Fading is the change in signal strength due to direct and reflected signals (multipath) interfering with each other (fast fading) and due to distance and terrain efffects (slow fading). Fast fading signal strength changes are due to relative motion and local scattering objects such as buildings, foliage, etc. and change rapidly over short distances. Slow fading is the change in the local mean signal strength as larger distances are covered. In a highly random (Rayleigh) environment fast fading will have a Gaussian distribution while slow fading will tend toward a log–normal distribution. Direct paths and larger bandwidths will result in Rician fast fading distributions.

Signals from multiple antennas, or "spatial diversity," can be used to reduce the effects of fast fading and improve received signal strength. Assuming that the signals from multiple antennas are independent, thus experiencing fades at different times and frequencies, the combined signal should have a lower probability of a given fade level than the individual signals. The more channels used, the better the fade reduction. Three common combining schemes used for Rayleigh fading channels are selection diversity, equal gain combining, and maximal ratio combining. Selection diversity chooses the strongest signal power, equal gain combines the cophased signal voltages with equal weights, and maximal ratio weights the cophased signal voltages relative to their signal to noise ratio. If the noise level is not be known a priori, the relative signal strength is used.

The ITS radio channel impulse response measurement system can be used to study diversity gain. The multiple channel capability allows different combing techniques to be examined via post–processing. Figure 1 shows the gain achieved in a suburban fast fading environment using signals measured with the ITS system from one to four antennas combined via maximal gain combining. Four signal bandwidths (19.6 kHz, 1.25 MHz, 5.0 MHz, and 10.0 MHz) were considered. We see that increasing the number of channel used increases the resulting spatial diversity gain while increasing the bandwidth decreases the gain. The ITS system can be used to quantify these diversity gains for a given propagation environment of interest.

References:
P. Wilson, P. Papazian, M. Cotton and Y. Lo, "Advanced antenna test bed characterization for wideband wireless communication systems", NTIA Report 99–369, Aug. 1999.
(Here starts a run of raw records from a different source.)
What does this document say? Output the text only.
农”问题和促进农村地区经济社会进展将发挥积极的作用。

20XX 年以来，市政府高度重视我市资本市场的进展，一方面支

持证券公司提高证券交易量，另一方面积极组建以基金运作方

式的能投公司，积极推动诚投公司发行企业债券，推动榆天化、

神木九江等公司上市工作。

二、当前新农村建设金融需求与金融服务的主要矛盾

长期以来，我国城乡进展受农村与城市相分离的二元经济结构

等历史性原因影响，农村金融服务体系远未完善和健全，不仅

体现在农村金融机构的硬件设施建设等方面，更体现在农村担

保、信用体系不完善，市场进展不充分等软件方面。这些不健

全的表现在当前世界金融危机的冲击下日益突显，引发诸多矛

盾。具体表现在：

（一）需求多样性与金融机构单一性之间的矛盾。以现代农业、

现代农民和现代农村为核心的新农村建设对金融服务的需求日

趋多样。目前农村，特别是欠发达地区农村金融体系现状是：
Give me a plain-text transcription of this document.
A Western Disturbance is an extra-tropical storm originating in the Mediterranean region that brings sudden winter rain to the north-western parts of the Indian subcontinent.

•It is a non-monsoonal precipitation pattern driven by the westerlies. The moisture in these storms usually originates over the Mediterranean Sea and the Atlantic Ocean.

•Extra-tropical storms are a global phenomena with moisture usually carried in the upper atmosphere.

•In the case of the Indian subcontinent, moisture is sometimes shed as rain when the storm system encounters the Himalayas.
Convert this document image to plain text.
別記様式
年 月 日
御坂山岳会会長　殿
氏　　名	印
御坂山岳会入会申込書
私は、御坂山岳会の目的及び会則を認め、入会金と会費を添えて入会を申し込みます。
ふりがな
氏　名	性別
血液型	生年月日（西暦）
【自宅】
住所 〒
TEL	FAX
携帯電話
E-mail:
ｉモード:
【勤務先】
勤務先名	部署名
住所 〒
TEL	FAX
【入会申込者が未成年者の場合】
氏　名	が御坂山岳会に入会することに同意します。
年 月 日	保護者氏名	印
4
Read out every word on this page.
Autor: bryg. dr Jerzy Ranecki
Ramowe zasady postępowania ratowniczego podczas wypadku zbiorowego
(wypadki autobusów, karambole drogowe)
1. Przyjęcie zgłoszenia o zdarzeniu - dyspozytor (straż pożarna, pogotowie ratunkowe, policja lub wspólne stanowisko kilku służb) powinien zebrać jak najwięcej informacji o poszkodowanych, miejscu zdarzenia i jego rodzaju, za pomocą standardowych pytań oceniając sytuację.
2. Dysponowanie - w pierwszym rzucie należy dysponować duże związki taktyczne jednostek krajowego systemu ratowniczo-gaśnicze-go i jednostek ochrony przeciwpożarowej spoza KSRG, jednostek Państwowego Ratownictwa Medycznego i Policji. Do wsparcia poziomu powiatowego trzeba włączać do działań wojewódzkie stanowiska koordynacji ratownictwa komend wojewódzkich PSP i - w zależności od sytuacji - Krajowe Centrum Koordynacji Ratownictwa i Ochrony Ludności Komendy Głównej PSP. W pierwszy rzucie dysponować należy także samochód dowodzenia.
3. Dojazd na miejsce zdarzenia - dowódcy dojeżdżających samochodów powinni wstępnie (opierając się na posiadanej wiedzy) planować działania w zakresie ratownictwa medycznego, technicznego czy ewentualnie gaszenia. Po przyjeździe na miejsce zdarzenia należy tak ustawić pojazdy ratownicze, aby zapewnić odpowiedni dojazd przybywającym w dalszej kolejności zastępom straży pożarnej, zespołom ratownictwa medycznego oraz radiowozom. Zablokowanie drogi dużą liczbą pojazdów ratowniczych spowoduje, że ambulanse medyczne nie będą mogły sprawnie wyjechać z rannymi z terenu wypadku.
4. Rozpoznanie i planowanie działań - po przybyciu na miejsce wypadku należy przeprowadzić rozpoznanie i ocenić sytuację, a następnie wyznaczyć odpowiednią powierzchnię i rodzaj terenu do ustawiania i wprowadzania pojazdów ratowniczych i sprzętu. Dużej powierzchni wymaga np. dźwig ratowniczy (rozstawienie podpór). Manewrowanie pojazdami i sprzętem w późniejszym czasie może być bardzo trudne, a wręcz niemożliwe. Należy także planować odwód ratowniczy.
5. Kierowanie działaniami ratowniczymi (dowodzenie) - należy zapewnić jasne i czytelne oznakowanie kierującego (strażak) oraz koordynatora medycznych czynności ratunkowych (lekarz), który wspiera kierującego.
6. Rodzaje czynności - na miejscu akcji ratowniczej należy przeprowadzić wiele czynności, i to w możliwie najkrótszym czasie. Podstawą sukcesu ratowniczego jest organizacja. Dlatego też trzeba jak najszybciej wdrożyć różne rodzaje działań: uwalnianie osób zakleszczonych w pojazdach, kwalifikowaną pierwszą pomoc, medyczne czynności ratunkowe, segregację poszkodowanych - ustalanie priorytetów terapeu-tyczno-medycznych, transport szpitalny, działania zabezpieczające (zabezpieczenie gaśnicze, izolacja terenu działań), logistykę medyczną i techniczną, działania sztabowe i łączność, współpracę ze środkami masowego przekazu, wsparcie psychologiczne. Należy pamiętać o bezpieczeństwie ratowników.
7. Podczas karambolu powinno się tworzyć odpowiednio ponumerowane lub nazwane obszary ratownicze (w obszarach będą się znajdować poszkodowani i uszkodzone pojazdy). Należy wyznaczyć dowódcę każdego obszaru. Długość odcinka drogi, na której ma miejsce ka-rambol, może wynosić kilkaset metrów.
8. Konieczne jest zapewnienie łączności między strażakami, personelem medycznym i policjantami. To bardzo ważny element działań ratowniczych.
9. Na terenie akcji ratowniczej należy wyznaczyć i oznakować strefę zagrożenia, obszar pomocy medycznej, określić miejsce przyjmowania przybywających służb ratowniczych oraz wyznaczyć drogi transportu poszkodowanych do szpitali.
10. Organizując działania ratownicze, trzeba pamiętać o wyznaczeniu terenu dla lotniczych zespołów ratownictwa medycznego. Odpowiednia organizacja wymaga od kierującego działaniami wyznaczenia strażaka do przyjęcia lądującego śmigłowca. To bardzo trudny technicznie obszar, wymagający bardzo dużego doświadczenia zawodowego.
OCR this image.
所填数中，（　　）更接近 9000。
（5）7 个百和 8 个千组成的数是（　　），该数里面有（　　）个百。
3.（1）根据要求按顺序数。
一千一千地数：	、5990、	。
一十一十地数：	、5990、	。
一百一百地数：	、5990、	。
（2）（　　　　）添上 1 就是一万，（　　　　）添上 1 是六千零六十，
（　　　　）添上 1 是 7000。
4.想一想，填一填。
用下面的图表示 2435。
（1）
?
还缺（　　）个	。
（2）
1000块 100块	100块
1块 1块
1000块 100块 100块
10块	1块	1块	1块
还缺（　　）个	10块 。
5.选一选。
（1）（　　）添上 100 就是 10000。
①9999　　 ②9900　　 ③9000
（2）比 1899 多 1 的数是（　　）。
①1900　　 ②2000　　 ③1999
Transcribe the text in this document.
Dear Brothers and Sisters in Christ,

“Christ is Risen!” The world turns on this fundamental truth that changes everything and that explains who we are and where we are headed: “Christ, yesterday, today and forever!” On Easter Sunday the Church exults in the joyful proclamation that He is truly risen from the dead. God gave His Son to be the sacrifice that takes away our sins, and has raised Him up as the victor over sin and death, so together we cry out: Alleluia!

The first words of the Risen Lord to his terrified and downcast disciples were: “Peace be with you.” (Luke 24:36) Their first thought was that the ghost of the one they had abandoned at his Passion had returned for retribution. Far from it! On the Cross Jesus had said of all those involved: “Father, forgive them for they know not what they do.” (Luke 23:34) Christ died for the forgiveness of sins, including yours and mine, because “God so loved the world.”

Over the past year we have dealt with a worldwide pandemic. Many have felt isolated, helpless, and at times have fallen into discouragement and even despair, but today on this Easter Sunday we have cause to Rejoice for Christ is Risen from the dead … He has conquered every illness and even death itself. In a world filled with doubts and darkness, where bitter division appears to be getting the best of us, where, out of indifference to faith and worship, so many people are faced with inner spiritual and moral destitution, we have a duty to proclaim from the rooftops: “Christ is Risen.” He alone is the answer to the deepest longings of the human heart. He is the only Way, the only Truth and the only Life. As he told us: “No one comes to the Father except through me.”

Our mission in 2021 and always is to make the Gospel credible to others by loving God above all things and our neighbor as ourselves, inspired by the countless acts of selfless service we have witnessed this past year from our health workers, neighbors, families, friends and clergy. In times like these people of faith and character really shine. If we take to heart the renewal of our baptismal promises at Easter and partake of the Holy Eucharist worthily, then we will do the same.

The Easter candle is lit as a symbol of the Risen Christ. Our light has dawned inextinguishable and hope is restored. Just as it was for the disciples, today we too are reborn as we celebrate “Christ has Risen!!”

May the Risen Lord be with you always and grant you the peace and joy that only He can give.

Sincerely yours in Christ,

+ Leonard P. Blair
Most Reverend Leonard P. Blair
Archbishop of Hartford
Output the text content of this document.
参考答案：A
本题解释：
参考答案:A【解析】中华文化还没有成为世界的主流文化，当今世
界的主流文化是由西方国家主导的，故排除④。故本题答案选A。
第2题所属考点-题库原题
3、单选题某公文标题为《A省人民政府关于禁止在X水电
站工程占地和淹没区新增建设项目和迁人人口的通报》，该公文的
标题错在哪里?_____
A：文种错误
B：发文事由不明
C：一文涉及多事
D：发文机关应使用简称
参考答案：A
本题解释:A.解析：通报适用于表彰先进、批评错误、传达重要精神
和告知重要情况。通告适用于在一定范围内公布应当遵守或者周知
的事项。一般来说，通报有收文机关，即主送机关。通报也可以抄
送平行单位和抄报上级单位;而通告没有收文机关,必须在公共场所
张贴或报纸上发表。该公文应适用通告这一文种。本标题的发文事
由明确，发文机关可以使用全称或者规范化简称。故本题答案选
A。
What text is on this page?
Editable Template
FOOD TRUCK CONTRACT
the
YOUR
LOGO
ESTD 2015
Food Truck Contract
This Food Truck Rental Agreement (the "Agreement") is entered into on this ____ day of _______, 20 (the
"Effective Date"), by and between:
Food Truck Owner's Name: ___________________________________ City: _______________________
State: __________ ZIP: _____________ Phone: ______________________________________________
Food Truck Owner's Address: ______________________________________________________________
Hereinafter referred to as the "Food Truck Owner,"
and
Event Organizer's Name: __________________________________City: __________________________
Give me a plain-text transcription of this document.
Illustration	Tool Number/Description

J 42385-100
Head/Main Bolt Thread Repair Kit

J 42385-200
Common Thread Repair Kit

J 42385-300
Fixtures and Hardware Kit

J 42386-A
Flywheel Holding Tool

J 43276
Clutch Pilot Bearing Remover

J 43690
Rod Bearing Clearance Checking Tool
P. Wilson, P. Papazian, M. Cotton, and Y. Lo, "A Comparison of 1920 MHz Diversity Gain Using Horizontally and Vertically Spaced Antenna Elements", in Proc. 1999 IEEE Radio and Wireless Conference (Denver, CO), pp. 243–246, Aug. 1999

P. Papazian, P. Wilson, M. Cotton, and Y. Lo, "Advanced Antenna Test Bed Characterization For Wideband Wireless Communication Systems", to be presented at the 1999 Vehicular Technology Conference (Amsterdam, Netherlands), Sep. 1999.